The arrival of colonial rule and Christian missionaries to Burma in the 19th century instrumented a decline of this female cultural tradition in villages and towns. Burma became a democratic nation in 1948 and after 1962’s coup which lead to a military dictatorship,” the Burmese Revolutionary Council placed a ban on the tattoos. The tattoos, the women that bore them and this traditional practice represented a way of life and beliefs that were from a regime that those in charge were trying to get people to leave behind.

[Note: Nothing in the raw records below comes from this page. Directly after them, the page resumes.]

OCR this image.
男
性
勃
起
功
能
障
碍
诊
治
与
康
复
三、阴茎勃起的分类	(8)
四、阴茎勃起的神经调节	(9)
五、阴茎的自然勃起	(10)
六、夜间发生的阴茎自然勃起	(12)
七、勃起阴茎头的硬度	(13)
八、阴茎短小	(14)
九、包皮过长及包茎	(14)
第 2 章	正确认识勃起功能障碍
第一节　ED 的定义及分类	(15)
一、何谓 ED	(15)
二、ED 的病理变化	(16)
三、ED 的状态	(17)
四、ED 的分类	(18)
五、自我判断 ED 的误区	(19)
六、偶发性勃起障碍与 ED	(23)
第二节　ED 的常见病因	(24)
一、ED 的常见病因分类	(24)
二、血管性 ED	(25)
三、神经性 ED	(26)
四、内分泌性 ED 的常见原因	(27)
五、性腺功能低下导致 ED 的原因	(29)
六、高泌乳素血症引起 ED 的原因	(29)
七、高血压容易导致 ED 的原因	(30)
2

With the practice banned, fines and other reasons undetermined led to the complete termination of this sparsely documented lost art.
Today, after a lifetime of wars and dictatorship, an unknown number of these tattooed women, now in their 60s, 70s, 80s and older, live in the remote areas of the northern Chin and Rakhine states.
Knowing that they are the last of their kind, a small number of these women have been using their rare looks to draw tourism as a way of earning money for the betterment of their impoverished communities.
However, many more tattooed “grannies” live in areas unmapped and relatively untouched by the modern world.
Few westerners except a small handful of academics, photographers, missionaries and intrepid explorers have gone beyond these tourist villages to meet the tattooed women living in more remote areas.